The HPV vaccine was developed to prevent cancer caused by the human papillomavirus, which is typically transmitted through oral, anal or vaginal sex. In most cases, the body’s immune system suppresses the virus, so some people may never know they have it, but most sexually active people will contract HPV at some point and can pass it to partners during an active infection. The virus has been linked to many types of cancer, including cervical, anal, vaginal, penile, and oropharyngeal cancers.
According to the National Cancer Institute, high-risk HPV infections cause about 3 percent of all cancers in women and 2 percent in men in the United States. Worldwide, high-risk HPV-related infections cause about 5 percent of all cancers. The CDC says that many of these instances of cancer could be prevented by vaccination.
A commonly used vaccine, Gardasil 9, was approved by the U.S. Food and Drug Administration in 2006 to protect against nine HPV strains. Seven of those have been found to be responsible for 90 percent of HPV-related cancers.

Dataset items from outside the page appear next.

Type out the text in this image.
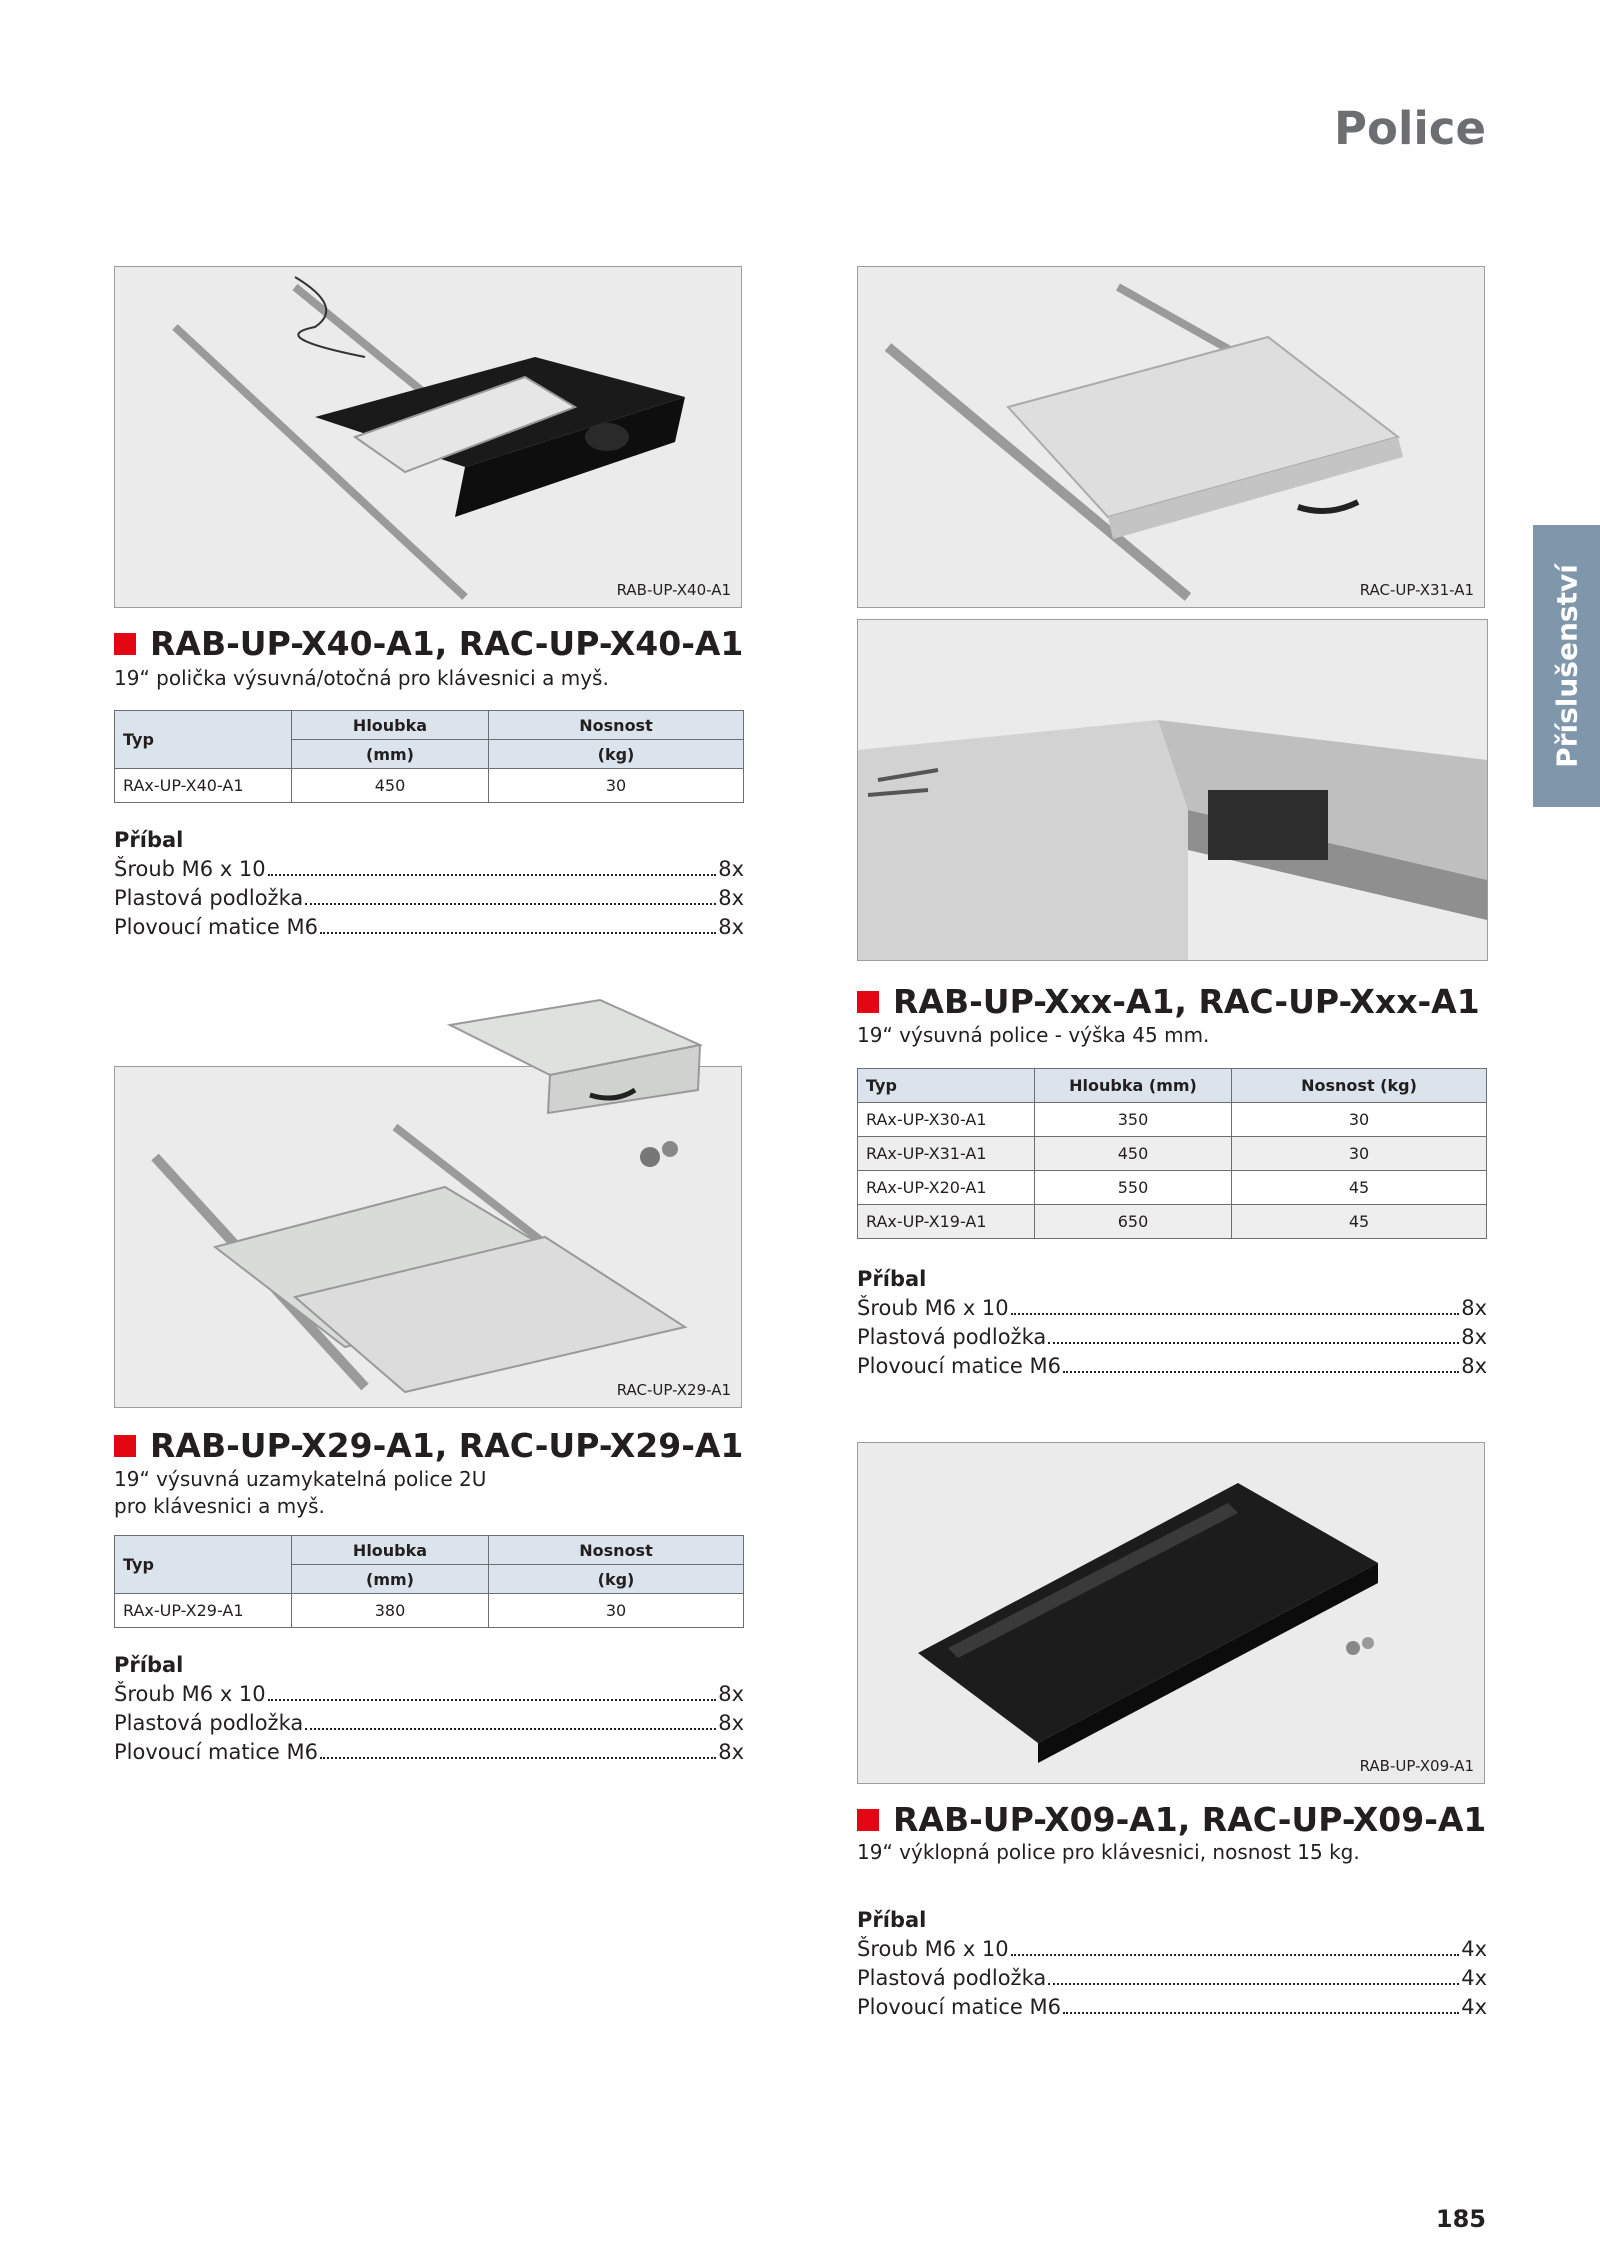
Police
Příslušenství
RAB-UP-X40-A1
RAB-UP-X40-A1, RAC-UP-X40-A1
19“ polička výsuvná/otočná pro klávesnici a myš.
Typ	Hloubka	Nosnost
	(mm)	(kg)
RAx-UP-X40-A1	450	30
Příbal
Šroub M6 x 10	8x
Plastová podložka	8x
Plovoucí matice M6	8x
RAC-UP-X31-A1
RAB-UP-Xxx-A1, RAC-UP-Xxx-A1
19“ výsuvná police - výška 45 mm.
Typ	Hloubka (mm)	Nosnost (kg)
RAx-UP-X30-A1	350	30
RAx-UP-X31-A1	450	30
RAx-UP-X20-A1	550	45
RAx-UP-X19-A1	650	45
Příbal
Šroub M6 x 10	8x
Plastová podložka	8x
Plovoucí matice M6	8x
RAC-UP-X29-A1
RAB-UP-X29-A1, RAC-UP-X29-A1
19“ výsuvná uzamykatelná police 2U
pro klávesnici a myš.
Typ	Hloubka	Nosnost
	(mm)	(kg)
RAx-UP-X29-A1	380	30
Příbal
Šroub M6 x 10	8x
Plastová podložka	8x
Plovoucí matice M6	8x
RAB-UP-X09-A1
RAB-UP-X09-A1, RAC-UP-X09-A1
19“ výklopná police pro klávesnici, nosnost 15 kg.
Příbal
Šroub M6 x 10	4x
Plastová podložka	4x
Plovoucí matice M6	4x
185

The vaccine is recommended for preteen girls and boys to protect them before exposure to the virus, with catch-up vaccinations through age 26. Last year, the FDA expanded its approval for the vaccine to include adults up to age 45.
For adults, the decision to get the vaccine should be based on each person’s sexual experiences and expectations. Although most adults above the age of 26 do not need the vaccine, it may be beneficial for a small number for protection from HPV strains to which they have not yet been exposed. Public health experts say that the decision should be discussed with the person’s doctor before a choice is made.